One of the principles of the Baha’i Faith is that all religions are more alike than not. Baha’u’llah, the prophet and founder of the Baha’i Faith, taught that the religions of the world come from the same heavenly source and that “the difference between the ordinances under which they abide should be attributed to the varying requirements and exigencies of the age in which they were revealed.” 

This puts an end to any sense of superiority any religion might have. As Abdu’l-Baha, the son of Baha’u’llah, explained: “A star has the same radiance if it shines from the East or from the West. Be free from prejudice, so will you love the Sun of Truth from whatsoever point in the horizon it may arise!”  

Throughout history, as the prophets have revealed new truths to us, our understanding of God has progressed. From the time of Adam, through Abraham, Moses, Zoroaster, Krishna, Buddha, and Jesus, we have gradually learned more about the oneness of God. Baha’is believe that through Baha’u’llah and his forerunner the Bab, we have advanced even more in our understanding of God — although we can never hope to understand Him completely. 

As Baha’u’llah wrote: “So perfect and comprehensive is His creation that no mind nor heart, however keen or pure, can ever grasp the nature of the most insignificant of His creatures; much less fathom the mystery of Him Who is the Day Star of Truth, Who is the invisible and unknowable Essence.”  

Abdu’l-Baha further explained “Lordly Reality admits of no division; for division and multiplicity are properties of creatures which are contingent existences, and not accidents which happen to the self-existent.”

The Bahaʼi teachings state that one can develop a closer relationship with God through prayer, meditation, study of the holy writings, and service to humanity. Abdu’l-Baha wrote:

Nearness to God is possible through devotion to Him, through entrance into the Kingdom and service to humanity; it is attained by unity with mankind and through loving-kindness to all; it is dependent upon investigation of truth, acquisition of praiseworthy virtues, service in the cause of universal peace and personal sanctification. In a word, nearness to God necessitates sacrifice of self, severance and the giving up of all to Him. Nearness is likeness. 

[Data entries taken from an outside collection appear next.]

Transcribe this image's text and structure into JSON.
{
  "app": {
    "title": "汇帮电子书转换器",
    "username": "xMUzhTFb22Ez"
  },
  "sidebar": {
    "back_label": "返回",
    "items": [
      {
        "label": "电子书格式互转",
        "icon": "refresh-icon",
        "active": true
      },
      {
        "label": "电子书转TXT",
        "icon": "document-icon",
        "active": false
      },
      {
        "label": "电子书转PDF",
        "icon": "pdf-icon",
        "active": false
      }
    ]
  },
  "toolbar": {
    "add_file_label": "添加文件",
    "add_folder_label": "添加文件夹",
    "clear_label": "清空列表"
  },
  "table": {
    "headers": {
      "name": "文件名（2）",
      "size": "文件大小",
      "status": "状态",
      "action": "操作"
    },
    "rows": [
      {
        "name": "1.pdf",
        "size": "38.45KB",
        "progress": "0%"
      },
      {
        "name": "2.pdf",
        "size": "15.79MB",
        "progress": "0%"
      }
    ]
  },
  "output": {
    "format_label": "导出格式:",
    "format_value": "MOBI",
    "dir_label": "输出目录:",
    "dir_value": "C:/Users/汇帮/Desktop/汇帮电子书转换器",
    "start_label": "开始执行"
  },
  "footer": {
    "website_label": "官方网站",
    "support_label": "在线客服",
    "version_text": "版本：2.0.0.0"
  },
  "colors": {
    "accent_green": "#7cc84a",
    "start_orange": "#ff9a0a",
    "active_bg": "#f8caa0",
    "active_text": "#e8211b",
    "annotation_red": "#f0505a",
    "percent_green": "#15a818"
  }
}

Each one of us is tasked with finding our way to this Divine Truth, by investigating the divine teachings available to us. Allow me to be direct: God is not something to toy with. In my opinion, the question, “Is this religion right for me?” isn’t the right thing to ask. The only meaningful question is, “Do these teachings come from God or not?”  If they do not, then we must discard them. But if we cannot find anything that we can say is not of God, then we are compelled to investigate further. If they come from God, our duty, our destiny, our karma is to accept them and mold ourselves around them and put them at the core of our beings, so that we can rise to our true potential. As Abdu’l-Baha said, “Nearness is likeness.”